TK: Welche Forschungsansätze werden im Moment verstärkt verfolgt, und gibt es Therapieformen, die in der Zukunft Hoffnung auf Heilung oder Genesung geben können?
Das ultimative Ziel ist natürlich, den Krankheitsprozess zu verlangsamen oder zu stoppen.
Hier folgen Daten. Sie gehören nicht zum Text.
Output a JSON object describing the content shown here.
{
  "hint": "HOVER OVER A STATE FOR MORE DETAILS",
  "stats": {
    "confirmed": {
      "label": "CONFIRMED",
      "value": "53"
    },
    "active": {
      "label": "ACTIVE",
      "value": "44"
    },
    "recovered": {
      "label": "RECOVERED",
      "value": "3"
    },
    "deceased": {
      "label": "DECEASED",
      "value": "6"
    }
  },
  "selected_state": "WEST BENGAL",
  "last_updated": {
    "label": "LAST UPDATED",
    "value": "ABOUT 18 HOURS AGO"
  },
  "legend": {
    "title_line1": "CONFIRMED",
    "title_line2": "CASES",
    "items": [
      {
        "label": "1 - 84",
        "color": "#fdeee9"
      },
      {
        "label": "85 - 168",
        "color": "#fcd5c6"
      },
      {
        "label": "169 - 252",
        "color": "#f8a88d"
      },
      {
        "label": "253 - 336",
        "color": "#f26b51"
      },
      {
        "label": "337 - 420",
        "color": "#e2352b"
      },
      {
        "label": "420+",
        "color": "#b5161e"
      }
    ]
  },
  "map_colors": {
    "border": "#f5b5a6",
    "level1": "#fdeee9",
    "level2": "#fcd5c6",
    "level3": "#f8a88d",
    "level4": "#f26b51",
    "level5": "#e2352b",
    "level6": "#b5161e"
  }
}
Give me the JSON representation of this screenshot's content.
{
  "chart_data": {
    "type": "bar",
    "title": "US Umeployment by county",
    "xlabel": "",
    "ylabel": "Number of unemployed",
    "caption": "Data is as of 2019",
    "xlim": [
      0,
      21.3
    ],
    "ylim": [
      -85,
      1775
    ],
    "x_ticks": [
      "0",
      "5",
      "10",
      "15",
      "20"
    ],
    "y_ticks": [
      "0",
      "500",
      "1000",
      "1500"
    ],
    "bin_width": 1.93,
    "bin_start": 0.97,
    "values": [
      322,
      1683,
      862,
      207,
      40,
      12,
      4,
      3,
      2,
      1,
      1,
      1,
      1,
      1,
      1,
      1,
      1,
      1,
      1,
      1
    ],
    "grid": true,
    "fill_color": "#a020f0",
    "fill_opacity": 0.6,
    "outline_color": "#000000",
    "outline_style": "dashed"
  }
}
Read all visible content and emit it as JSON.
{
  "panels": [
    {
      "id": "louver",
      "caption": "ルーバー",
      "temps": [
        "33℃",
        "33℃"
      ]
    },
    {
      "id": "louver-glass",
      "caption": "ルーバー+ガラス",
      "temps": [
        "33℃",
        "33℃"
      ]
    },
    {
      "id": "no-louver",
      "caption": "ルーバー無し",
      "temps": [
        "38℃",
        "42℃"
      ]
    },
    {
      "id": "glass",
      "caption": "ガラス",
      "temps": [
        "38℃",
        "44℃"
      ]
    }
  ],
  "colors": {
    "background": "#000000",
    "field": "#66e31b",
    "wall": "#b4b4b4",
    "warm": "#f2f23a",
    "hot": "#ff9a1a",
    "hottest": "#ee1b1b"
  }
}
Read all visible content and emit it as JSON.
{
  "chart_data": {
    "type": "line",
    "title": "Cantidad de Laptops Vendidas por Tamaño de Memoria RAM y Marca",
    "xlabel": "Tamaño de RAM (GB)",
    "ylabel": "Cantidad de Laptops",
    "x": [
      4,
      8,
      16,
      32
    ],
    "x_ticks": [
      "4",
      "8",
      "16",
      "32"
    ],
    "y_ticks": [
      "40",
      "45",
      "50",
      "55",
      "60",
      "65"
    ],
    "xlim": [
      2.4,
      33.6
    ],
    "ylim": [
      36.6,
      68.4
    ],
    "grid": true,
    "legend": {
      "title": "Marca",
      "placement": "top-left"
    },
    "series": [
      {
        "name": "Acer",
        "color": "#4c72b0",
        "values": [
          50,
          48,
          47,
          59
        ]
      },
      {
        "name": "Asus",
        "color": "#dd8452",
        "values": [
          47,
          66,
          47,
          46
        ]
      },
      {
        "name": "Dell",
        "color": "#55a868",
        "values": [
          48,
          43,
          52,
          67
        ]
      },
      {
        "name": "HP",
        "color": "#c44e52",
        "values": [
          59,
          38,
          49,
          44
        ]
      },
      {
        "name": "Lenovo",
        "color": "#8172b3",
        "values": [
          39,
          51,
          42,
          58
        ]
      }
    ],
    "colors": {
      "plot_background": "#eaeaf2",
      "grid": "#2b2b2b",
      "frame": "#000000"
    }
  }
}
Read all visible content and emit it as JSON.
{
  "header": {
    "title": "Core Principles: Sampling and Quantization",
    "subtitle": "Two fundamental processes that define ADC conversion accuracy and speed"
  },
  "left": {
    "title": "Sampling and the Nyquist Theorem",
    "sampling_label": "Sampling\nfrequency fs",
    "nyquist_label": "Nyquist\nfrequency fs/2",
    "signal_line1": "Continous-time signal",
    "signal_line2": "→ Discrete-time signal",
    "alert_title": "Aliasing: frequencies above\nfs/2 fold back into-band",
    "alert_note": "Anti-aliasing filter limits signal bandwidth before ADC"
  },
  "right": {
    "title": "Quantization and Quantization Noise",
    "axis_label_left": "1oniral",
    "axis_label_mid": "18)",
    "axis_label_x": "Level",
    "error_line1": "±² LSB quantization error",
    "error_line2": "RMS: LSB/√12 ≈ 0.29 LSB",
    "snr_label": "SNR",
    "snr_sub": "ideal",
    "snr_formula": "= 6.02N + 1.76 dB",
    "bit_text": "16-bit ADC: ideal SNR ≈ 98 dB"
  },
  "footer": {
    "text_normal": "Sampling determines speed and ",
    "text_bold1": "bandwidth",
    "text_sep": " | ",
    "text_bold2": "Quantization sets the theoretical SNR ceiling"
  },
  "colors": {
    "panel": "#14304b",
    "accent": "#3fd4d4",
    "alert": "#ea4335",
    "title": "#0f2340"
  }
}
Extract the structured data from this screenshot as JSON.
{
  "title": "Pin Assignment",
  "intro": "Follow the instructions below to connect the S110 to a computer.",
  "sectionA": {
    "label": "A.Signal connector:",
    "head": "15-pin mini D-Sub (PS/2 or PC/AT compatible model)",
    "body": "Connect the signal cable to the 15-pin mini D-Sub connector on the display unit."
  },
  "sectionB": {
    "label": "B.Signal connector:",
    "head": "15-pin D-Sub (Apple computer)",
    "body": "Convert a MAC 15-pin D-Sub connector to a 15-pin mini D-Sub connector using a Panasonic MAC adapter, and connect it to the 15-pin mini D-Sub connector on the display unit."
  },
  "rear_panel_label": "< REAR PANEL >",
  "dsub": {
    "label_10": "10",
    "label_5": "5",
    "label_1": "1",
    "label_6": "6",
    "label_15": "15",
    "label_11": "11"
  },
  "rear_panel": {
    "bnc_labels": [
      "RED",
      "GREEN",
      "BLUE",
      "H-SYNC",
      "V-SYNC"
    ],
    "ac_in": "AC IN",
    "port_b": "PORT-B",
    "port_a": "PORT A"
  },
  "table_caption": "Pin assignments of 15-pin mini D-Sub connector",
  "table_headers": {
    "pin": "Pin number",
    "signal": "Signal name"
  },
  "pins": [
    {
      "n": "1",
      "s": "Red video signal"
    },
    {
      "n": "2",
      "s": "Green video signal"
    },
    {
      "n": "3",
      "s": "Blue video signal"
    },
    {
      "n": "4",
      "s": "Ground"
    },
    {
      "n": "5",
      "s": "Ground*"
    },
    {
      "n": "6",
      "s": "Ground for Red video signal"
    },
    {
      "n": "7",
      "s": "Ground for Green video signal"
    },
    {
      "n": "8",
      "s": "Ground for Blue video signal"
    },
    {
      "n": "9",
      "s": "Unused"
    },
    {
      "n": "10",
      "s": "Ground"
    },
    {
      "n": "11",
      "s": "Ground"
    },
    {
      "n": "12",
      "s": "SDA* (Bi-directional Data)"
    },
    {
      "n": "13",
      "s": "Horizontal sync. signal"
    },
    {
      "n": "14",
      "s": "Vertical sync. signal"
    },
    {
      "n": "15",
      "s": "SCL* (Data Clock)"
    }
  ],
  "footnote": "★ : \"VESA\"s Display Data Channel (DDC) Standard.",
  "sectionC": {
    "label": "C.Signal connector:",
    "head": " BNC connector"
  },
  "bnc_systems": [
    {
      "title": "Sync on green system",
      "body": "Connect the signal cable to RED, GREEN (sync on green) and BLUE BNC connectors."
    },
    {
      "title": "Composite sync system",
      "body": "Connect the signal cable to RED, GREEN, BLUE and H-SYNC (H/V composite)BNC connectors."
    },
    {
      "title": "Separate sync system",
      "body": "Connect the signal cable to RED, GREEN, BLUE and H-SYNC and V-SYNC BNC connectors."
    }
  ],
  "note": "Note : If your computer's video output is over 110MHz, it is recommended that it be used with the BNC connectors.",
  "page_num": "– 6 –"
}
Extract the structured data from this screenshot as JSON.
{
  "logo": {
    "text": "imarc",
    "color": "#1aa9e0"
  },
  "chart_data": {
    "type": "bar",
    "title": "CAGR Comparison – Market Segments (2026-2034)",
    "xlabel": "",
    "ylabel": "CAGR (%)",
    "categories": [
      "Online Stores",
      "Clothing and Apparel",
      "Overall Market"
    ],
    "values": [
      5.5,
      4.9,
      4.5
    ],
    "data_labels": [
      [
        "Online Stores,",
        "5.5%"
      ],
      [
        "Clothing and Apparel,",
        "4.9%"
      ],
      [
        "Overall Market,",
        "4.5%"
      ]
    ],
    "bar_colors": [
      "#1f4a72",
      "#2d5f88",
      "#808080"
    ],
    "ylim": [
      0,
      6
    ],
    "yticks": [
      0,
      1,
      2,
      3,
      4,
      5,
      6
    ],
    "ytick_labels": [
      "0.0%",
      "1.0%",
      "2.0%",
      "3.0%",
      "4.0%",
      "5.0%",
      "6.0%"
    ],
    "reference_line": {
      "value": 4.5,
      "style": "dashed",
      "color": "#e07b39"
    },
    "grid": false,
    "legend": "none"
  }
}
Odin: Es gibt eine enorme Menge an Forschung zu Parkinson. In vielen Projekten geht es darum, zu verstehen, wie die Krankheit im Nervensystem entsteht und sich ausbreitet. Andere Projekte zielen auf eine frühere und genauere Diagnostik ab - sie suchen nach sogenannten Biomarkern - in Blut, Rückenmarksflüssigkeit, aber auch anderen Gewebeproben. Darüber hinaus kommen verschiedene nuklearmedizinische Untersuchungsmethoden zum Einsatz. Darüber hinaus wird viel geforscht, um die Parkinson-Symptome noch wirksamer behandeln zu können. Man befasst sich auch mit Methoden wie zum Beispiel Gentherapie und stammzellbasierter Zelltransplantation. Das ultimative Ziel ist natürlich, den Krankheitsprozess zu verlangsamen oder zu stoppen. Und da wir jetzt viel besser verstehen, wie die Krankheit auftritt und sich entwickelt, halten wir es für wahrscheinlich, dass in nicht allzu vielen Jahren Methoden zur Krankheitsbremsung/stoppung entwickelt werden.